Would you?

Would you buy your own product?

It’s not a difficult question to answer for most founders and executives, but there is a lot more to it that is worth asking.

Would you spend money regularly over a period of time to use your product?

Would you do that after having visited your website?

Would you move away from your main competitor?

Would you click, read and act on any one of the automated emails in your nurture flow?

Would you be engaged by your blog and social media posts?

Would you be ok with being automatically charged once the trial period is over?

Would you accept the LinkedIn invite from one of your sales rep?

Would you work for your company if Google, Apple or Tesla would come knocking?

Would you accept a job offer even knowing how things work at your company?

We should stop dissociating. We are customers and buyers in the first place, we do know what we enjoy to consume and what we spend money on.

It is a very good place to start from.

Hiding

If there is a feature or a characteristic of your product that consistently keeps your audience from buying, you have one of two options: change the feature, or change the audience.

Hiding the feature, on the other hand, is but a shortsighted and counterproductive trick. You actually want people to know about it as soon as possible, so that you do not end up wasting time with those who consider that a roadblock.

This is something marketing departments often get wrong.

Hey

Some products manage to make the internet buzz at launch, and that has certainly been the case with Hey.com, the new (subscription based) e-mail service by Basecamp.

I am probably not the right audience for it, and still there are three things they have done wonderfully. Three things marketers (and entrepreneurs) can learn from.

They have started with a manifesto. Hey is not a mere product, it is a way of life. A philosophy, as they put it. And that is just what you need when you are trying to refresh something everybody else is giving up for dead. They have plenty of bold statements in their manifesto (“they let email down”, “you don’t use Hey to check your Gmail account, you use Hey to check your Hey account”, “it’s time to push back”), and by being bold they are carving their own audience.

They present features in a way that is pleasant to watch, read and navigate. The animated pictures leave little to interpretation and get straight to the point. The language they use is easy to understand and relate to (“fix bad subjects withouth busting threads”). They address possible common questions instead of wasting space describing their technology. And you can use arrows to surf through the different features.

And finally, they have made the decision to let you try their product with no barriers (no credit card needed and no automatic charge after trial period). When you trust what you offer, you do not need to resort to tricks to inflate success.

Of course, the most important thing is that all of this (and much more) is consistent with a narrative Hey is building around its product. Other email services are old, clunky, shady, untrustworthy; we are new, simple, honest, empowering. Pick us.

Why not.

In check

Most of the decisions we take are evaluated based on their outcomes.
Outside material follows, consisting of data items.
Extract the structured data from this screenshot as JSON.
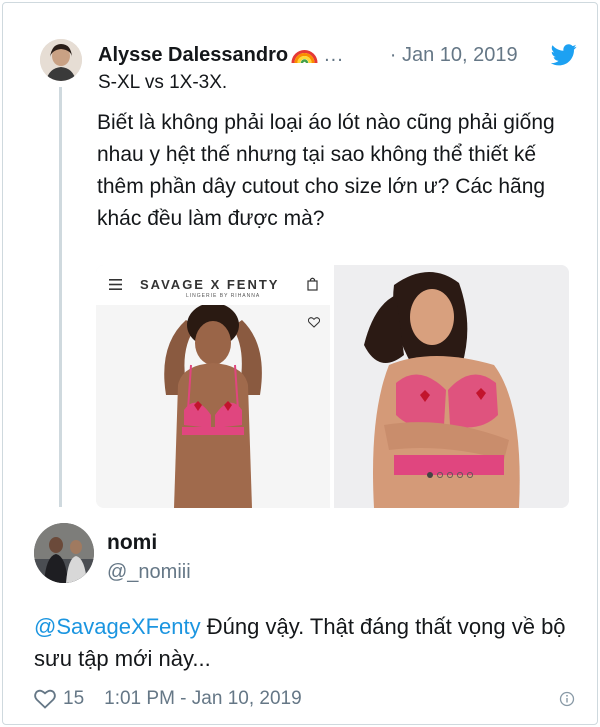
{
  "parent_tweet": {
    "author_name": "Alysse Dalessandro",
    "more": "...",
    "date": "· Jan 10, 2019",
    "reply_context": "S-XL vs 1X-3X.",
    "text": "Biết là không phải loại áo lót nào cũng phải giống nhau y hệt thế nhưng tại sao không thể thiết kế thêm phần dây cutout cho size lớn ư? Các hãng khác đều làm được mà?",
    "media": {
      "left": {
        "brand_name": "SAVAGE X FENTY",
        "brand_sub": "LINGERIE BY RIHANNA"
      }
    }
  },
  "reply_tweet": {
    "name": "nomi",
    "handle": "@_nomiii",
    "mention": "@SavageXFenty",
    "text": " Đúng vậy. Thật đáng thất vọng về bộ sưu tập mới này...",
    "like_count": "15",
    "timestamp": "1:01 PM - Jan 10, 2019"
  },
  "colors": {
    "twitter_blue": "#1da1f2",
    "link_blue": "#1b95e0",
    "muted_gray": "#657786",
    "bra_pink": "#e0467f"
  },
  "icons": {
    "rainbow": "rainbow-emoji-icon",
    "bird": "twitter-bird-icon",
    "heart": "heart-outline-icon",
    "info": "info-icon"
  }
}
And so we find ourselves telling a story around how we chose that option over the other one because of that last minute information we got, or because of the underlying trend we picked up, or because of that opportunity that suddenly presented itself.

Of course, that is only a story. It’s called rationalization. The truth is, there is very little of rational in what we decide to do at any given time. Even in complex decision-making processes (B2B purchasing, for example), what eventually moves the needle is often an emotion, an opinion, a story better told, the friction between two parties.
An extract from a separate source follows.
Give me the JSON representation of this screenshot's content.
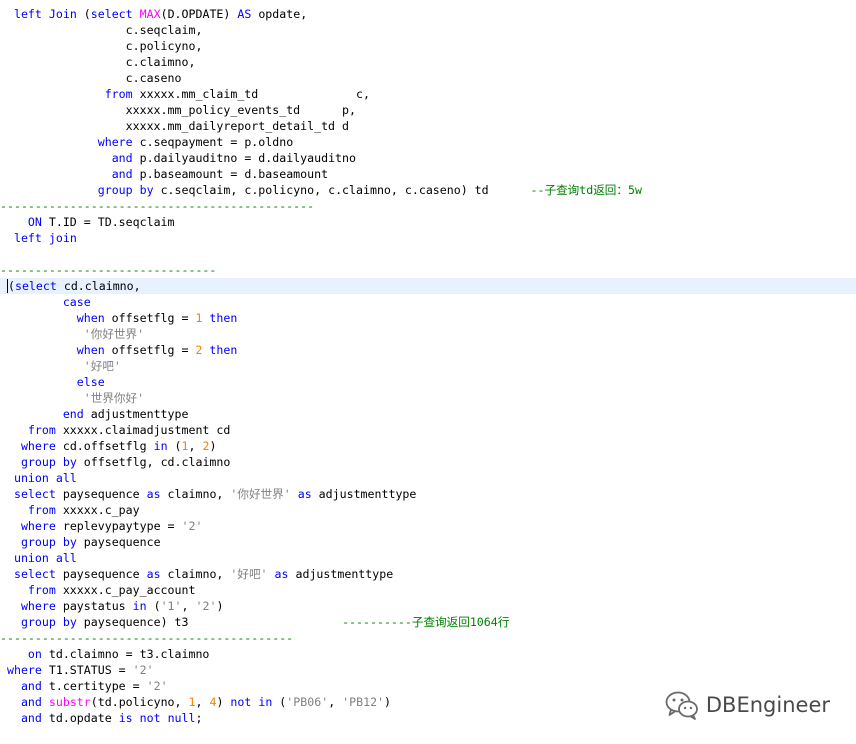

How to keep the decision-making process in check is a better problem to address (vs how we can replicate good decisions/avoid bad ones). And understanding how people make decisions (all people) is essential to the career of each marketer.

Suspicion

Since nowadays it is possible to measure everything, we have lost sight of what is important to measure. This is particularly true for marketers.

We get distracted by metrics that have nothing to do with success. We drown in acronyms and fads that we ourselves come up with, as if we would not be enough sure our profession is still relevant. We lose track of what matters (the answer is always the customer) and we spend time doctoring dashboards that prove the validity of our convictions.

It is not by chance people look at marketing with suspicion. It is our fault.